Sarah nodded. She was doing the binders, and revising the spreadsheets, and revising the presentation notes, and making sure that all the arrangements for the team offsite that Becky was planning was going according to schedule. Raquel, their admin, had lost her marbles over the weekend, and had quit by sharpening a pencil to a spike point and driving it through a note on Becky’s desk that said I QUIT in a quavery red line. Sarah prayed it was ink.
“That’s gotta suck.”
“Not so bad,” Sarah said stoically, frowning. She’d lost count. She went through the piles again.
She was trying to hold on. She really was. She spoke with Benjamin every Saturday religiously, and didn’t bother him during the week. The promotion was on the cusp, he told her, just weeks to days away. He would be coming to L.A. And, like the caterpillar says in A Bug’s Life, “then things would be much better.” She just had to take Judith’s advice, grow up and hold out.
“Man, I’m tired.” The Comp
uPro guy leaned back, taking off his glasses and rubbing at his eyes.
“When do you think you’ll be done with this?” Sarah asked hopefully. When he was done with the mechanics, she could proof it, do the notes and stills from it, and then get some sleep, herself.
“Oh, man. Not too much longer.”
“Great.” Sarah breathed a sigh of relief.
“I figure not later than six.”
“Six?”
“Yup. You said you wanted it done by tomorrow, that’s before workday tomorrow,” he said defensively, as he saw Sarah’s ashen face. “Maybe sooner.”
“Please, God,” she murmured.
Good as his word, he was done with the presentation just as the sun rose. It was six on the dot. “I’ll send the bill on,” he said, yawning. “God, I’m glad I don’t have an assignment today.”
She hurried him out, then looked over the presentation. She had hit a nice buzz…her second wind (or perhaps third wind) had struck at around five, and she was moving on a pleasant little high. She went through the presentation. It looked pretty good to her—but then, a Crayola presentation would look pretty damn slick at this point, she reasoned. Becky would be in the office in about an hour, she thought. She briefly considered going home, then decided against it. Something of the martyr was creeping up on her. If Becky sees that I’ve stayed here all night, Sarah reasoned as best she could in her sleep-deprived mind, then she’ll see how dedicated I am. She’ll go easier on me. I’ll have paid my dues.

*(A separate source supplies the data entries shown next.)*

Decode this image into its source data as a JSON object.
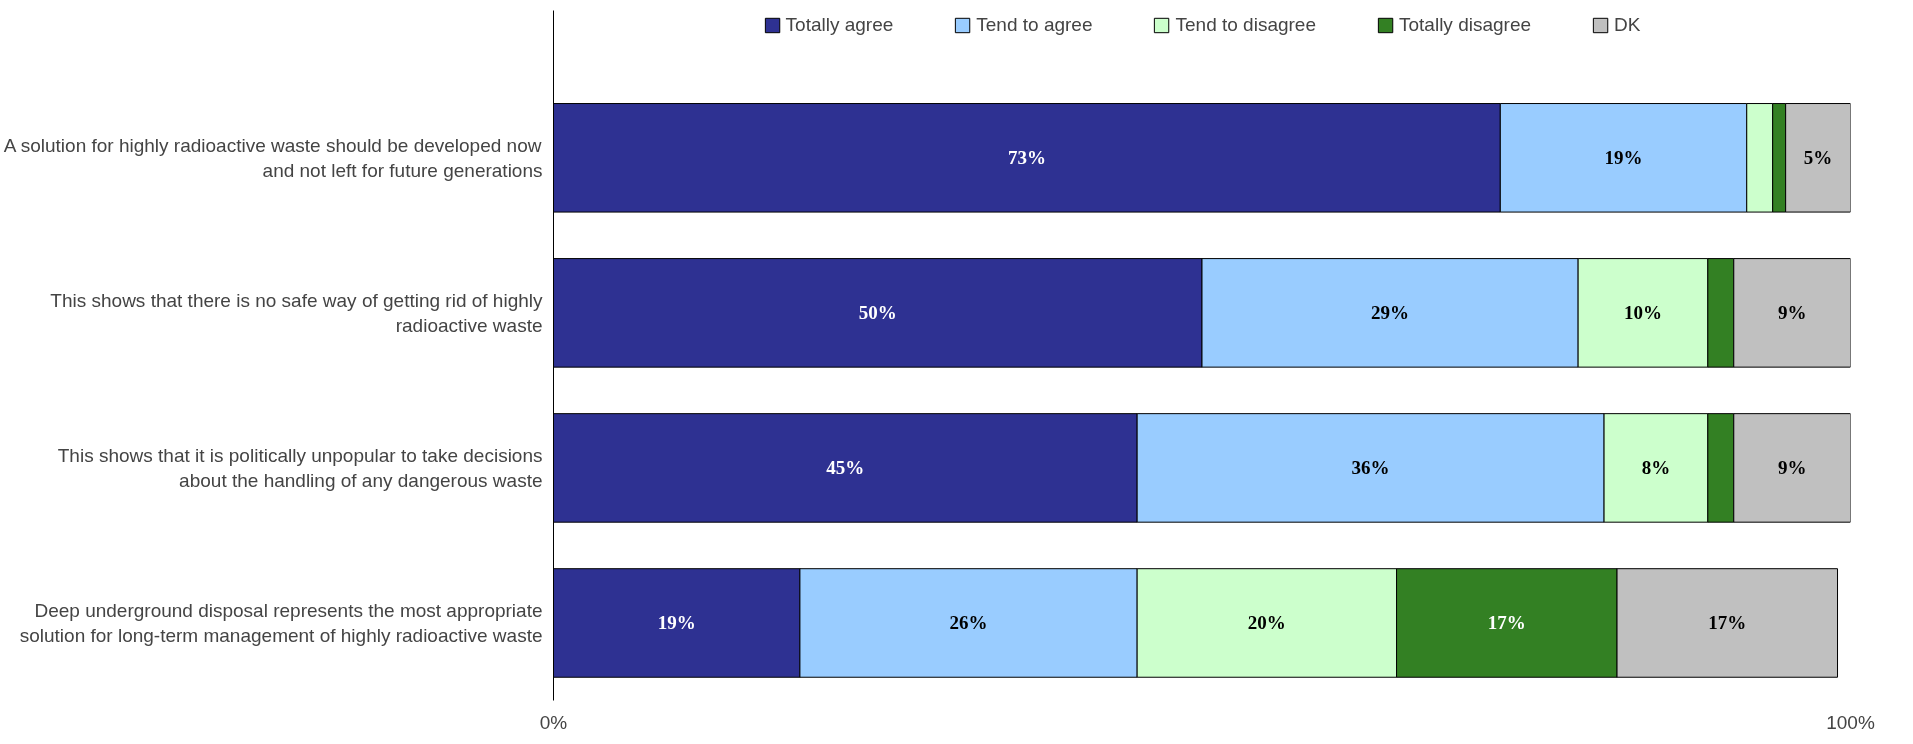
{
  "chart_data": {
    "type": "bar",
    "orientation": "horizontal",
    "stacked": true,
    "categories": [
      "A solution for highly radioactive waste should be developed now and not left for future generations",
      "This shows that there is no safe way of getting rid of highly radioactive waste",
      "This shows that it is politically unpopular to take decisions about the handling of any dangerous waste",
      "Deep underground disposal represents the most appropriate solution for long-term management of highly radioactive waste"
    ],
    "series": [
      {
        "name": "Totally agree",
        "color": "#2e3192",
        "values": [
          73,
          50,
          45,
          19
        ],
        "value_labels": [
          "73%",
          "50%",
          "45%",
          "19%"
        ]
      },
      {
        "name": "Tend to agree",
        "color": "#99ccff",
        "values": [
          19,
          29,
          36,
          26
        ],
        "value_labels": [
          "19%",
          "29%",
          "36%",
          "26%"
        ]
      },
      {
        "name": "Tend to disagree",
        "color": "#ccffcc",
        "values": [
          2,
          10,
          8,
          20
        ],
        "value_labels": [
          null,
          "10%",
          "8%",
          "20%"
        ]
      },
      {
        "name": "Totally disagree",
        "color": "#338023",
        "values": [
          1,
          2,
          2,
          17
        ],
        "value_labels": [
          null,
          null,
          null,
          "17%"
        ]
      },
      {
        "name": "DK",
        "color": "#c0c0c0",
        "values": [
          5,
          9,
          9,
          17
        ],
        "value_labels": [
          "5%",
          "9%",
          "9%",
          "17%"
        ]
      }
    ],
    "xlim": [
      0,
      100
    ],
    "xticks": [
      {
        "value": 0,
        "label": "0%"
      },
      {
        "value": 100,
        "label": "100%"
      }
    ],
    "grid": false,
    "legend": "top"
  }
}
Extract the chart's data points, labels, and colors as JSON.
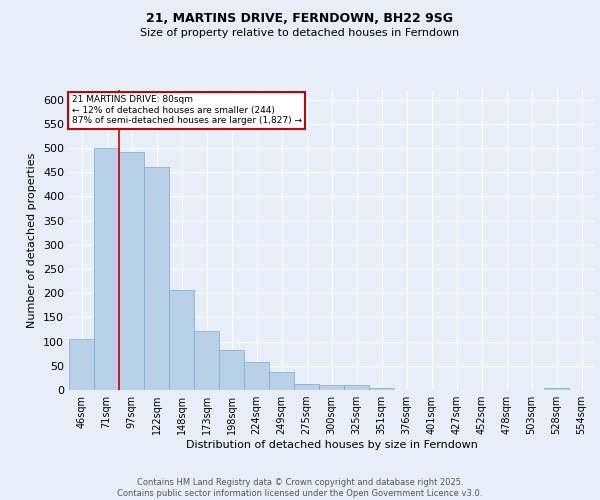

With this, Sarah collated, made calls and got a good chunk of her to-do list done. By seven, she was frenetically wiping down her desk with Windex when Jacob came in.
“Have you been here all night?” he said, eyeing her clothes…studying her eyes.
“Yes, I have,” she said, noticing her hands were shaking a little when she stopped doing something with them. She took another sip of Mountain Dew, sighing as the caffeine and sugar hit her bloodstream. That CompuPro kid wasn’t lying. “I’ve gotten a lot done.”